Pubdate: Wed, 26 Feb 2014
Source: Vancouver Sun (CN BC)
Copyright: 2014 The Vancouver Sun
Author: Ian Mulgrew
Bookmark: (Mandatory Minimum Sentencing)


Ottawa's Folly: B. C. Judges, U. S. See Flaws in Mandatory Minimum

B.C. Provincial Court Judge Joseph Galati has joined a handful of his 
colleagues in thumbing his nose at Ottawa's tough-on-crime legislation.

Along with their counterparts in Ontario and elsewhere, he and his 
fellow judges are finding it hard to stomach sending non-violent, 
chronic drug offenders to prison under recently imposed mandatory 
minimum sentencing guidelines.

In their opinion, when dealing with these by-and-large addled and 
addicted adults, compassion not incarceration is the answer, and to 
imprison them for at least a year constitutes cruel and unusual punishment.

On Jan. 24, Galati decided a 25-year-old, small-time Downtown 
Eastside drug dealer should serve only 191 days, despite his lengthy 
record and the statutory sentencing requirement.

While mandatory minimums make sense for offences such as murder, they 
leave no room for mercy and can produce significant injustice when 
applied to low-level drug crimes.

The victim surcharge fines raise their own issues for this cohort of 
poor, often homeless offenders.

There are two Orwellian-named laws causing much of the trouble - the 
Safe Streets and Communities Act, and the Truth in Sentencing Act. 
The imposes minimum sentences and fines, and restrict the credit a 
judge can give for the time an offender spends in pre-trial custody.

Last month, the Supreme Court of Canada heard the federal 
government's appeal of rulings that flouted the Truth in Sentencing Act.

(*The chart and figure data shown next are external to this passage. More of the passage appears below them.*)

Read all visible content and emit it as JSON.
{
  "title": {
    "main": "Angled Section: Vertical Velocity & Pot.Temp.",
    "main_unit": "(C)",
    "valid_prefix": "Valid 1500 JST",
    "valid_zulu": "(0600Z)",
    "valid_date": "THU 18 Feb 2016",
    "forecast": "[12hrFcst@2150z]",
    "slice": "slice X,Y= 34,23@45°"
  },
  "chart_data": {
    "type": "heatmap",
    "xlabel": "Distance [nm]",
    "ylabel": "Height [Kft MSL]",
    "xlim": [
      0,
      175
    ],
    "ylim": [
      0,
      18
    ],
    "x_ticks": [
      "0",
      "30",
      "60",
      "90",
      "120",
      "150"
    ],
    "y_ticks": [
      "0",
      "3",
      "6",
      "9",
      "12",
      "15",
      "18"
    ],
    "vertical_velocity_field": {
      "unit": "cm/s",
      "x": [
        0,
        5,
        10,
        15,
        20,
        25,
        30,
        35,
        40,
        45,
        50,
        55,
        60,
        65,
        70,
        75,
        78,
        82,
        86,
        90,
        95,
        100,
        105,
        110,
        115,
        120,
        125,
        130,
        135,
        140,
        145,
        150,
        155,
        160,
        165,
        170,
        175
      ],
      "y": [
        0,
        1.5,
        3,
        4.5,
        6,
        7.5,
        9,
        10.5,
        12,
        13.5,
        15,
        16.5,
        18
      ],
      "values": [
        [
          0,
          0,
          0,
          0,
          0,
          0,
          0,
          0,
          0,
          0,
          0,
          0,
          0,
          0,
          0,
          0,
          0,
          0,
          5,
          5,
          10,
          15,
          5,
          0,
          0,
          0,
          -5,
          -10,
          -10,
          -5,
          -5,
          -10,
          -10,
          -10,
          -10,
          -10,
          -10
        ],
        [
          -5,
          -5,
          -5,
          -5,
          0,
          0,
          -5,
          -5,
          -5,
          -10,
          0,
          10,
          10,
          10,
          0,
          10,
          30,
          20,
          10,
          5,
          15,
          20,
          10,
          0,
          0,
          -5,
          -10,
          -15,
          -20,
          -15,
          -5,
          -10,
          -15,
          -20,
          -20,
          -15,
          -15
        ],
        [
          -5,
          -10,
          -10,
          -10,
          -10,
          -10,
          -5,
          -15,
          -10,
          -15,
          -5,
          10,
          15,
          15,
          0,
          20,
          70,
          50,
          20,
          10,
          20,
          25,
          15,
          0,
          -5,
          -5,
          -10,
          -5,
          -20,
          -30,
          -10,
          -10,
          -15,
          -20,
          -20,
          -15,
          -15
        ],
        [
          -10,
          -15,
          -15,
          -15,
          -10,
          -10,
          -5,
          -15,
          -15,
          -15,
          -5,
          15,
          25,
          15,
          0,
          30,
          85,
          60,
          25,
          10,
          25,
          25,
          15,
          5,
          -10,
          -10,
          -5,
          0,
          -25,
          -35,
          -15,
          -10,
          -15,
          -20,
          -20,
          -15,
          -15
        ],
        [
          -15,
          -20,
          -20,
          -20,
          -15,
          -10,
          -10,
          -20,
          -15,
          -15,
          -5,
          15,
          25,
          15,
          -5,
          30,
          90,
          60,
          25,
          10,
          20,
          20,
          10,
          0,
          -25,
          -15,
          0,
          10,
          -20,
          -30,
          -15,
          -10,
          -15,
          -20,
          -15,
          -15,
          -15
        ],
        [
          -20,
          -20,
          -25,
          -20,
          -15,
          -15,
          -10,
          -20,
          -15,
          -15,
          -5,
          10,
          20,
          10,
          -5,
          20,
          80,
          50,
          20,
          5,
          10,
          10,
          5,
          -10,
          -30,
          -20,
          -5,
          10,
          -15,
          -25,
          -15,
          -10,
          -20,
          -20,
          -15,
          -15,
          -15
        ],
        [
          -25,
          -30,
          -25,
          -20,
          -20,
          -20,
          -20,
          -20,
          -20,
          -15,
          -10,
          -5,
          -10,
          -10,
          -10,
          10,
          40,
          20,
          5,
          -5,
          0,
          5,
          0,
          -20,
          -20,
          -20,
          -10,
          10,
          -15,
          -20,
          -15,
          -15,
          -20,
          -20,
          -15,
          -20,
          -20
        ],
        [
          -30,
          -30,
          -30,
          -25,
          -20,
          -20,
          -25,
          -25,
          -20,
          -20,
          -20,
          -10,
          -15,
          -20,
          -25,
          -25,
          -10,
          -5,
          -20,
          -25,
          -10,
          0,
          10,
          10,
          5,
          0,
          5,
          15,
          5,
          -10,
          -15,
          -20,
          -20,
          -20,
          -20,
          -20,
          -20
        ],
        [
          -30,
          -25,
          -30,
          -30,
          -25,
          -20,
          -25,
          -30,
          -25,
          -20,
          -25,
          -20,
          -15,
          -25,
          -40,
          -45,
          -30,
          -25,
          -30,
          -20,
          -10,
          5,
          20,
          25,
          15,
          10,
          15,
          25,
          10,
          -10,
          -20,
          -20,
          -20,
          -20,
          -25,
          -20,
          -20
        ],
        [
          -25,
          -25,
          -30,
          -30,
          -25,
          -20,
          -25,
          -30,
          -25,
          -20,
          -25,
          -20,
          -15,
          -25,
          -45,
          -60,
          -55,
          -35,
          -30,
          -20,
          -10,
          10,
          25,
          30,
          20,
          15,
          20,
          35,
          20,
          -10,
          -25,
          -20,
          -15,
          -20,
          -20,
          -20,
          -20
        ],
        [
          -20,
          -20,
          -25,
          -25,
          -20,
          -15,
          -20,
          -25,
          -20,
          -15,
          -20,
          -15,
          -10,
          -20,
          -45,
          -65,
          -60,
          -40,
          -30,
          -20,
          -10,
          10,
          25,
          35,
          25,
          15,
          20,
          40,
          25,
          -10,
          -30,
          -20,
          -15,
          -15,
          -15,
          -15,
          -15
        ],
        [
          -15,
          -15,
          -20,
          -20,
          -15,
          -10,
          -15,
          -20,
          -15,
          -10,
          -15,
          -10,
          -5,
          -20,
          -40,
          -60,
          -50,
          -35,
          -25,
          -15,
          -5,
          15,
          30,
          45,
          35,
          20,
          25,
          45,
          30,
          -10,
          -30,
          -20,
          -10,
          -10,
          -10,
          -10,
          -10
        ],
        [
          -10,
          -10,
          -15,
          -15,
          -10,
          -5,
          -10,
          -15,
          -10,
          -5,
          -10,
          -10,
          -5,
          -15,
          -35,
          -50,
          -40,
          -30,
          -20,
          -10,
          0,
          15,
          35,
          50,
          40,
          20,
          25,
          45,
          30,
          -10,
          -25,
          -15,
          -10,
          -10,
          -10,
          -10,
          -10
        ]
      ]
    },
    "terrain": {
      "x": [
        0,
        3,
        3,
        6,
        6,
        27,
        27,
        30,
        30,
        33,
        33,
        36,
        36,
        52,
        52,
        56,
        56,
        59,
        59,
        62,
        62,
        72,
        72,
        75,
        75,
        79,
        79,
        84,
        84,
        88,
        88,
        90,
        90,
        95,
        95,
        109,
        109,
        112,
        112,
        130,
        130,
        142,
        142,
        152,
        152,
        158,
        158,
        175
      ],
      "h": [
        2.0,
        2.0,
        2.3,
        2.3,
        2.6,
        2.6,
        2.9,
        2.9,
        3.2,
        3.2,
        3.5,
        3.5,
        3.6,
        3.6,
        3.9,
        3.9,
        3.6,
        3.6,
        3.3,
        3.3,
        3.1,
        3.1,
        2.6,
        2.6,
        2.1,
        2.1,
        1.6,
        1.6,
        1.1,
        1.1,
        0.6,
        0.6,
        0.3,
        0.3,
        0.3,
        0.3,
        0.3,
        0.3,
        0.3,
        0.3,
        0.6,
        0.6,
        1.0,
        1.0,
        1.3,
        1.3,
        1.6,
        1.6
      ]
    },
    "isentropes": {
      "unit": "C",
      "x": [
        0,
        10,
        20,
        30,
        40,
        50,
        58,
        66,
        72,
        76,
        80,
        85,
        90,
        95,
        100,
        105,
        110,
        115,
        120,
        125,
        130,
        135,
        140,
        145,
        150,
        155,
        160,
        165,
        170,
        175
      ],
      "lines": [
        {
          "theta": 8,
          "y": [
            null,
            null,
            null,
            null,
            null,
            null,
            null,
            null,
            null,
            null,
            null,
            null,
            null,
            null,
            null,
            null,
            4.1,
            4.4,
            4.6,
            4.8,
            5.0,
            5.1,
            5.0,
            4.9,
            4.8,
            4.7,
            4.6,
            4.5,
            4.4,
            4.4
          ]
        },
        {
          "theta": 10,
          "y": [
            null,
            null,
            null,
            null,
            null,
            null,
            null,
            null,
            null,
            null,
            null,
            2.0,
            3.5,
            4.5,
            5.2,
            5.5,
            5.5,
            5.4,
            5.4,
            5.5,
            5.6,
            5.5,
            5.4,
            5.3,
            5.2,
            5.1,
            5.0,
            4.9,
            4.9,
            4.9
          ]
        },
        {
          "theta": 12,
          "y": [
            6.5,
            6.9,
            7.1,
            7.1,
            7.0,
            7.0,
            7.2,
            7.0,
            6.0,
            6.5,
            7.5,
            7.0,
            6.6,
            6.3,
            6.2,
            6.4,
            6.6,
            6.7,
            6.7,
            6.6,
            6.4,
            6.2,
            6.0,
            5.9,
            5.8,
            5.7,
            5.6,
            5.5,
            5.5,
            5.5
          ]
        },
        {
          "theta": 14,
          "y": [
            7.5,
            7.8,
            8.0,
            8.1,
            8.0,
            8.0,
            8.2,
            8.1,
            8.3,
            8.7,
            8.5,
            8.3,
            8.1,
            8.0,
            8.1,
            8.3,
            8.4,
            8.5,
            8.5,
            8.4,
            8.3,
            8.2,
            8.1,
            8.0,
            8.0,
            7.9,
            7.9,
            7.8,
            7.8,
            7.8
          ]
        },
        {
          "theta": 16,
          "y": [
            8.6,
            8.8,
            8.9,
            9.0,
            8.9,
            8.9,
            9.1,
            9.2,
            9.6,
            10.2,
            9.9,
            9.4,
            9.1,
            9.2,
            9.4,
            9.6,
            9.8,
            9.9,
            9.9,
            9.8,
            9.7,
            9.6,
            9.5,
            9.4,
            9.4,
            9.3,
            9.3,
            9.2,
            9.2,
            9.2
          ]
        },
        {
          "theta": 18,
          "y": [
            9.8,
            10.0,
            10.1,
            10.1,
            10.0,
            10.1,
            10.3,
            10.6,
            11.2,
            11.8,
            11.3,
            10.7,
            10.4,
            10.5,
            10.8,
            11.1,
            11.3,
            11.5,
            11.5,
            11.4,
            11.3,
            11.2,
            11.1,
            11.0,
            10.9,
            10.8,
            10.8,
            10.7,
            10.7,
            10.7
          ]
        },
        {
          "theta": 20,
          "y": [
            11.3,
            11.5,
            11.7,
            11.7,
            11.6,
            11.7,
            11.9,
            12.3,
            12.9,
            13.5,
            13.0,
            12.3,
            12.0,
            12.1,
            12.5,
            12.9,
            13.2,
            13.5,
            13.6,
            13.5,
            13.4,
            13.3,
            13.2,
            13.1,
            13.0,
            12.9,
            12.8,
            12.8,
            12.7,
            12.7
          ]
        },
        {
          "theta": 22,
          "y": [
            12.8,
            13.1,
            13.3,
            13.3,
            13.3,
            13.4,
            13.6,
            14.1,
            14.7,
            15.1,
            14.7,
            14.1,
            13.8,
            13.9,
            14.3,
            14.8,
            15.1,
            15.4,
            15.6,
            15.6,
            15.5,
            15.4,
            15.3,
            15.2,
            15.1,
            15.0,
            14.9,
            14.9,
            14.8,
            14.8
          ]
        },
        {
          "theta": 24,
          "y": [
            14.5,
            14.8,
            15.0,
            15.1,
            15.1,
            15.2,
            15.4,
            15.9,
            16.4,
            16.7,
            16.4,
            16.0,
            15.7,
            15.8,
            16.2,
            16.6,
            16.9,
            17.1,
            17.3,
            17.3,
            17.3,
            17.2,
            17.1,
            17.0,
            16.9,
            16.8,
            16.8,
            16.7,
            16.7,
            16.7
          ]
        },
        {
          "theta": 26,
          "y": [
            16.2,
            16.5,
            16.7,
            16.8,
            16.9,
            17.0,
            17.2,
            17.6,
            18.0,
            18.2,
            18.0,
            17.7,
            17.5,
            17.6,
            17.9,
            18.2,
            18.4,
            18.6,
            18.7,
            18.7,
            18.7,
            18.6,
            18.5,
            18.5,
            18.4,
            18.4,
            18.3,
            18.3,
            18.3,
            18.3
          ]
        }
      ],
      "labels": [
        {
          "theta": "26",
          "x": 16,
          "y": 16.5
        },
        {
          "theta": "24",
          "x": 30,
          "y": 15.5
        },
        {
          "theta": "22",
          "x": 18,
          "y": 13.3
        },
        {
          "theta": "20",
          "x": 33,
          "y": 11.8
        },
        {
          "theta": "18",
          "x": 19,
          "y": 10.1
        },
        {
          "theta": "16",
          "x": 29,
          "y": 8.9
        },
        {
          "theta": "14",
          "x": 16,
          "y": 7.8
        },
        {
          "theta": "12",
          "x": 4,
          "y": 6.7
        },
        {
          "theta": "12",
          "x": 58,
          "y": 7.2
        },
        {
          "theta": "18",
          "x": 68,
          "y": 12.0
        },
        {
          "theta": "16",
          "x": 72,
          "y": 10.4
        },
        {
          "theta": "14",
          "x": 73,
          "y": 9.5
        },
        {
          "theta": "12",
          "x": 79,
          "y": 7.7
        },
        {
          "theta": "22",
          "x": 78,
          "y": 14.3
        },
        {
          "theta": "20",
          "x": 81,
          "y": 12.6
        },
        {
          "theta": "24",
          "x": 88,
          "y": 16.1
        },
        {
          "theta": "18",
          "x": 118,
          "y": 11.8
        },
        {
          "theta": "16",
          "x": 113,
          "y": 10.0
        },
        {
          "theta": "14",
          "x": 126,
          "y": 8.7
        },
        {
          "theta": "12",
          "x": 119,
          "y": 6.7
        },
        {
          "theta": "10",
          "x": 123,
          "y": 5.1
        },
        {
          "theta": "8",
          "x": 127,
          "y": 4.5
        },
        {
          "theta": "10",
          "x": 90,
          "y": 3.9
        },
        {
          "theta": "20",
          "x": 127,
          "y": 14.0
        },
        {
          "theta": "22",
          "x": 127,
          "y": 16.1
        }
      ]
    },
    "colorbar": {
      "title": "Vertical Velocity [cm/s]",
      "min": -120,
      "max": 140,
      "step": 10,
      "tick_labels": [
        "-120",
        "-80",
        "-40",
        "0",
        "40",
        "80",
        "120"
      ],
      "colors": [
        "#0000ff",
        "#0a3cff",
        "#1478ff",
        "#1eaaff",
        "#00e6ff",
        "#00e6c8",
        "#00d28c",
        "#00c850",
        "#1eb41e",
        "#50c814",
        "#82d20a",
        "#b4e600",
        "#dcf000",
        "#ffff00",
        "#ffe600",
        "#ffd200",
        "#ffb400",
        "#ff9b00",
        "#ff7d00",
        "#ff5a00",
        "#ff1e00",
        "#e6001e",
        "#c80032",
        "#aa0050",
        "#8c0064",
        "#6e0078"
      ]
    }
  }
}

Judges in those cases complained that the act caused inequity by 
restricting sentencing discretion because it eliminates the practice 
of giving offenders 1.5-times credit for time spent incarcerated 
under more onerous pretrial conditions.

That the government hasn't simply responded to the judicial concerns 
is odd as sentencing reform is happening across the continent.

U.S. Attorney General Eric Holder issued a memo in August to federal 
prosecutors, directing them to avoid triggering that country's 
mandatory minimum sentences unless there were exceptional circumstances.

The U.S. got seriously enthusiastic about this drift-net approach to 
sentencing 30 years ago - and the policy filled the country's 
prisons, primarily with minority offenders, while stripping state treasuries.

Today, Americans see the error of their ways, and recognize that the 
effect of such legislation was akin to the Jim Crow laws that 
buttressed segregation and discrimination from the end of the Civil 
War until the mid-20th century.

In January, the U.S. Sentencing Commission, which sets policy for 
federal courts, proposed a series of changes to reduce penalties for 
some drug charges. The reforms would reduce sentences by 11 months 
for around 70 per cent of federal drug-trafficking offenders, and 
reduce the federal prison population by about 6,550 within five years.

At the end of last month, the Senate Judiciary Committee put forward 
the Smarter Sentencing Act - it's also aimed at reducing mandatory 
minimum sentences.

It would allow judges to sentence nonviolent drug offenders below a 
mandatory minimum if the court finds they have no prior firearm, 
racketeering, terrorism or sex offence convictions.

There are opponents to these moves - for instance, the National 
Association of Assistant United States Attorneys warns they lead to 
"a crime-riddled future."

But such voices are a minority.

Mandatory minimums rob judges of valuable discretion that allows them 
to fashion an individual sentence to fit the specific circumstances 
of a crime. They push up judicial and corrections costs by removing 
any incentive for a plea bargain as incarceration is inevitable, and 
thusly increasing the prison population.

It is hard to understand why Ottawa has been so insistent on imposing 
and staunchly defending this discredited approach.

Other commonwealth countries have a general exemption that allows 
judges to make an exception in extraordinary cases.

Obviously, there needs to be a safety valve that allows judges a 
chance to prevent injustice - especially since our aboriginal 
population is so vastly over-represented in the prison system.